Art. 250. Será criado um Fundo
Especial para atendimento às situações adversas e de calamidade pública, como
um dos instrumentos de execução do programa previsto no inciso XVIII, do art.
21, da Constituição da República.
§ 1º Constituem
recursos do Fundo:
a)
cinco por cento do valor da rubrica reserva de contingência do Orçamento
estadual;
b)
dotações orçamentárias da União e créditos adicionais que lhe forem atribuídos;
c)
auxílios, subvenções, contribuições de entidades públicas ou privadas
nacionais, internacionais ou estrangeiras, destinadas à assistência às populações
vitimadas, em casos de emergência e calamidade pública;
d)
saldos e créditos extraordinários abertos para calamidade pública não aplicados
e ainda disponíveis;
e)
outros recursos eventuais.
§ 2º
(REVOGADO) (Revogado pelo art. 6º da Emenda Constitucional n˚ 16, de
4 de junho de 1999.)
§ 3º Incumbe a uma
Junta Deliberativa, composta de representantes das Secretaria da Fazenda,
Planejamento e Agricultura, indicados pelos respectivos Secretários e presidida
pelo primeiro, programar a aplicação dos recursos financeiros segundo o Plano
Estadual de Defesa Permanente contra as Calamidades Públicas e aprovar a
proposta para o orçamento anual para o fundo.
§ 4º O
Poder Executivo estadual, ouvindo o sistema de defesa civil, estabelecerá,
através do Plano Estadual de Defesa Permanente Contra as Calamidades Públicas,
as diretrizes para aplicação dos recursos do fundo, visando especialmente a:
a)
Assistência imediata às populações atingidas por calamidades públicas ou
situações de emergência;
b)
reembolso de despesas de entidades públicas ou privadas, prestadoras de
serviços e socorros realizados nos termos deste artigo;
c)
execução de obras preventivas e permanentes contra secas e enchentes.
Art. 251.
O ensino religioso será ministrado de acordo com a confissão religiosa do aluno,
por ele manifestada, se for capaz, ou pelo seu representante legal ou
responsável.
Parágrafo
único.

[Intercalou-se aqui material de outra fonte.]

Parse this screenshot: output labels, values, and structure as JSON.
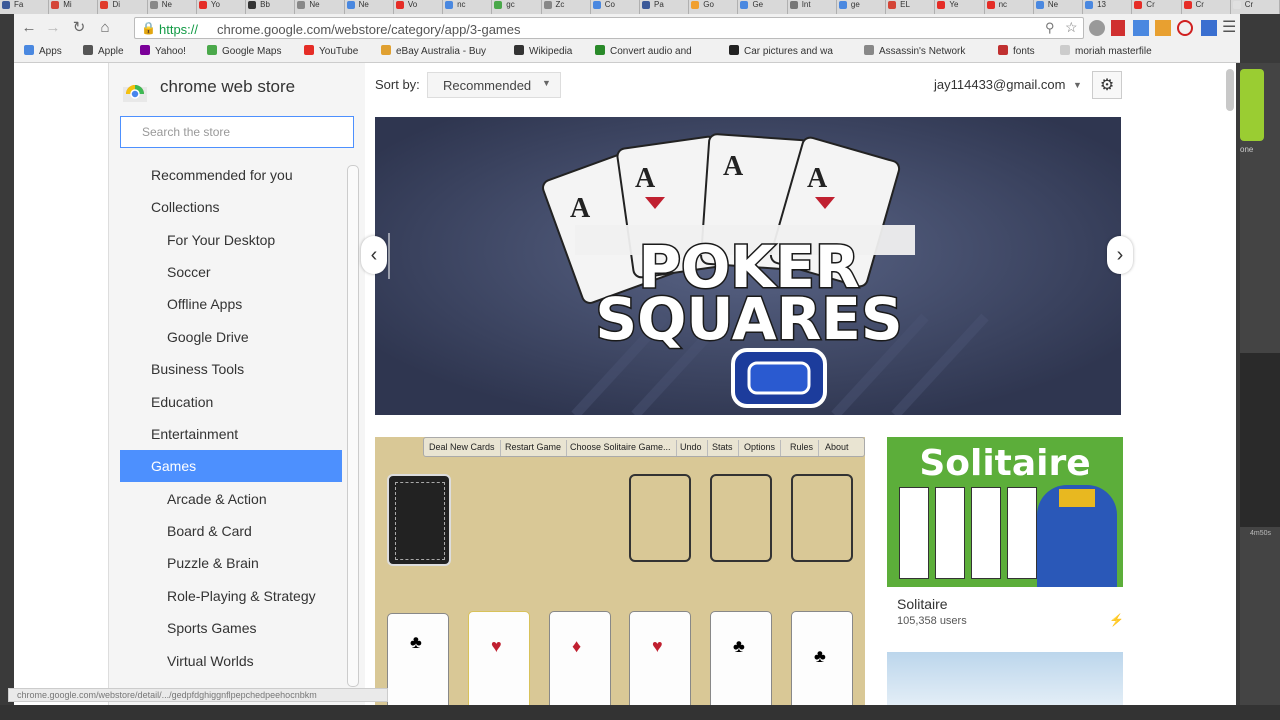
{
  "tabs": [
    {
      "label": "Fa",
      "color": "#3b5998"
    },
    {
      "label": "Mi",
      "color": "#d44638"
    },
    {
      "label": "Di",
      "color": "#e03b2a"
    },
    {
      "label": "Ne",
      "color": "#888"
    },
    {
      "label": "Yo",
      "color": "#e52d27"
    },
    {
      "label": "Bb",
      "color": "#333"
    },
    {
      "label": "Ne",
      "color": "#888"
    },
    {
      "label": "Ne",
      "color": "#4a88e0"
    },
    {
      "label": "Vo",
      "color": "#e52d27"
    },
    {
      "label": "nc",
      "color": "#4a88e0"
    },
    {
      "label": "gc",
      "color": "#4aa84a"
    },
    {
      "label": "Zc",
      "color": "#888"
    },
    {
      "label": "Co",
      "color": "#4a88e0"
    },
    {
      "label": "Pa",
      "color": "#3b5998"
    },
    {
      "label": "Go",
      "color": "#f0a030"
    },
    {
      "label": "Ge",
      "color": "#4a88e0"
    },
    {
      "label": "Int",
      "color": "#777"
    },
    {
      "label": "ge",
      "color": "#4a88e0"
    },
    {
      "label": "EL",
      "color": "#d44638"
    },
    {
      "label": "Ye",
      "color": "#e52d27"
    },
    {
      "label": "nc",
      "color": "#e52d27"
    },
    {
      "label": "Ne",
      "color": "#4a88e0"
    },
    {
      "label": "13",
      "color": "#4a88e0"
    },
    {
      "label": "Cr",
      "color": "#e52d27"
    },
    {
      "label": "Cr",
      "color": "#e52d27"
    },
    {
      "label": "Cr",
      "color": "#e0e0e0"
    }
  ],
  "url": {
    "scheme": "https://",
    "rest": "chrome.google.com/webstore/category/app/3-games"
  },
  "bookmarks": [
    {
      "label": "Apps",
      "color": "#4a88e0"
    },
    {
      "label": "Apple",
      "color": "#555"
    },
    {
      "label": "Yahoo!",
      "color": "#7b0099"
    },
    {
      "label": "Google Maps",
      "color": "#4aa84a"
    },
    {
      "label": "YouTube",
      "color": "#e52d27"
    },
    {
      "label": "eBay Australia - Buy",
      "color": "#e0a030"
    },
    {
      "label": "Wikipedia",
      "color": "#333"
    },
    {
      "label": "Convert audio and",
      "color": "#2a8a2a"
    },
    {
      "label": "Car pictures and wa",
      "color": "#222"
    },
    {
      "label": "Assassin's Network",
      "color": "#888"
    },
    {
      "label": "fonts",
      "color": "#c03030"
    },
    {
      "label": "moriah masterfile",
      "color": "#ccc"
    }
  ],
  "store": {
    "name": "chrome web store",
    "search_placeholder": "Search the store"
  },
  "nav": {
    "recommended": "Recommended for you",
    "collections": "Collections",
    "collection_items": [
      "For Your Desktop",
      "Soccer",
      "Offline Apps",
      "Google Drive"
    ],
    "business": "Business Tools",
    "education": "Education",
    "entertainment": "Entertainment",
    "games": "Games",
    "game_items": [
      "Arcade & Action",
      "Board & Card",
      "Puzzle & Brain",
      "Role-Playing & Strategy",
      "Sports Games",
      "Virtual Worlds"
    ]
  },
  "sort": {
    "label": "Sort by:",
    "value": "Recommended"
  },
  "account": {
    "email": "jay114433@gmail.com"
  },
  "banner": {
    "title_line1": "POKER",
    "title_line2": "SQUARES"
  },
  "solitaire_toolbar": [
    "Deal New Cards",
    "Restart Game",
    "Choose Solitaire Game...",
    "Undo",
    "Stats",
    "Options",
    "Rules",
    "About"
  ],
  "tile2": {
    "art_title": "Solitaire",
    "name": "Solitaire",
    "users": "105,358 users"
  },
  "status_url": "chrome.google.com/webstore/detail/.../gedpfdghiggnflpepchedpeehocnbkm",
  "side_label": "one",
  "side_time": "4m50s"
}
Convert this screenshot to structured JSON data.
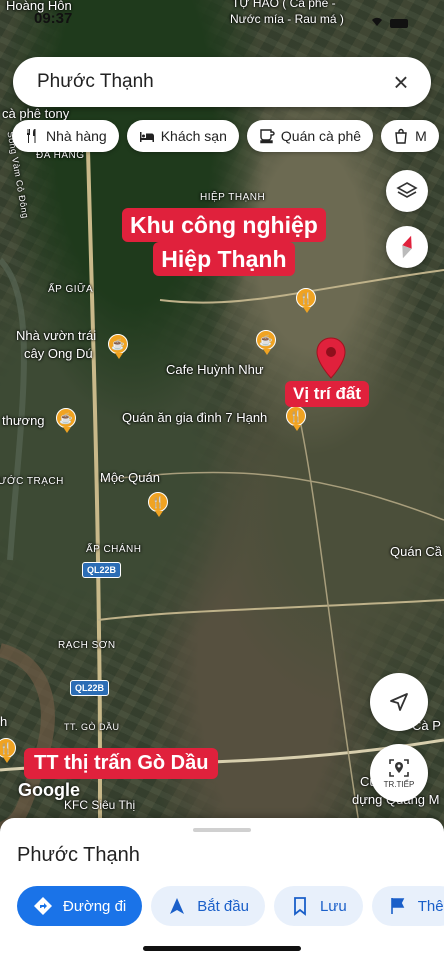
{
  "status_bar": {
    "time": "09:37",
    "location_arrow": "location-arrow-icon"
  },
  "search": {
    "query": "Phước Thạnh",
    "clear_icon": "close-icon"
  },
  "chips": [
    {
      "label": "Nhà hàng",
      "icon": "restaurant-icon"
    },
    {
      "label": "Khách sạn",
      "icon": "hotel-icon"
    },
    {
      "label": "Quán cà phê",
      "icon": "coffee-icon"
    },
    {
      "label": "M",
      "icon": "shopping-bag-icon"
    }
  ],
  "map": {
    "place_labels": {
      "top_left": "Hoàng Hôn",
      "top_center_1": "TỰ HÀO ( Cà phê -",
      "top_center_2": "Nước mía - Rau má )",
      "ca_phe_tony": "cà phê tony",
      "da_hang": "ĐA HÀNG",
      "song_vam_co": "Sông Vàm Cỏ Đông",
      "hiep_thanh": "HIỆP THẠNH",
      "ap_giua": "ẤP GIỮA",
      "nha_vuon_1": "Nhà vườn trái",
      "nha_vuon_2": "cây Ong Dú",
      "cafe_huynh_nhu": "Cafe Huỳnh Như",
      "thuong": "thương",
      "quan_an": "Quán ăn gia đình 7 Hạnh",
      "phuoc_trach": "ƯỚC TRẠCH",
      "moc_quan": "Mộc Quán",
      "ap_chanh": "ẤP CHÁNH",
      "quan_ca": "Quán Cầ",
      "rach_son": "RẠCH SƠN",
      "go_dau": "TT. GÒ DẦU",
      "ca_p": "Cà P",
      "h": "h",
      "cua_hang_1": "Cửa h",
      "cua_hang_2": "dựng Quang M",
      "kfc": "KFC Siêu Thị",
      "google": "Google"
    },
    "road_badges": [
      "QL22B",
      "QL22B"
    ],
    "callouts": {
      "kcn_line1": "Khu công nghiệp",
      "kcn_line2": "Hiệp Thạnh",
      "vi_tri": "Vị trí đất",
      "thi_tran": "TT thị trấn Gò Dầu"
    },
    "pin_color": "#e0213c",
    "poi_color": "#f0a322"
  },
  "controls": {
    "layers_icon": "layers-icon",
    "compass_icon": "compass-icon",
    "locate_icon": "navigation-arrow-icon",
    "streetview_label": "TR.TIẾP"
  },
  "sheet": {
    "title": "Phước Thạnh",
    "actions": [
      {
        "label": "Đường đi",
        "icon": "directions-icon"
      },
      {
        "label": "Bắt đầu",
        "icon": "navigate-icon"
      },
      {
        "label": "Lưu",
        "icon": "bookmark-icon"
      },
      {
        "label": "Thê",
        "icon": "flag-icon"
      }
    ]
  },
  "colors": {
    "accent": "#1a73e8",
    "callout": "#e0213c"
  }
}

A designação de professores de ensino religioso, de
qualquer crença, fica condicionada à obtenção prévia de credenciamento
fornecido pela autoridade religiosa respectiva, sendo o seu provimento efetuado
em comissão.
Art. 252. Os concursos
vestibulares para ingresso no ensino superior ou para ingresso em cursos de
qualquer nível serão realizados exclusivamente no período de domingo a
sexta-feira, das oito às dezoito horas.
Art. 253. Ficam
respeitados todos os direitos e garantias asseguradas nas disposições
constitucionais federais e estaduais vigentes, em relação aos servidores
públicos e militares do Estado, ativos, inativos e pensionistas, bem como aos
que já cumpriram os requisitos para usufruírem tais direitos, observado o
disposto no art. 37, XI, da Constituição da República Federativa do Brasil. (Acrescido pelo art. 2º da Emenda
Constitucional n˚ 16, de 4 de junho de 1999.)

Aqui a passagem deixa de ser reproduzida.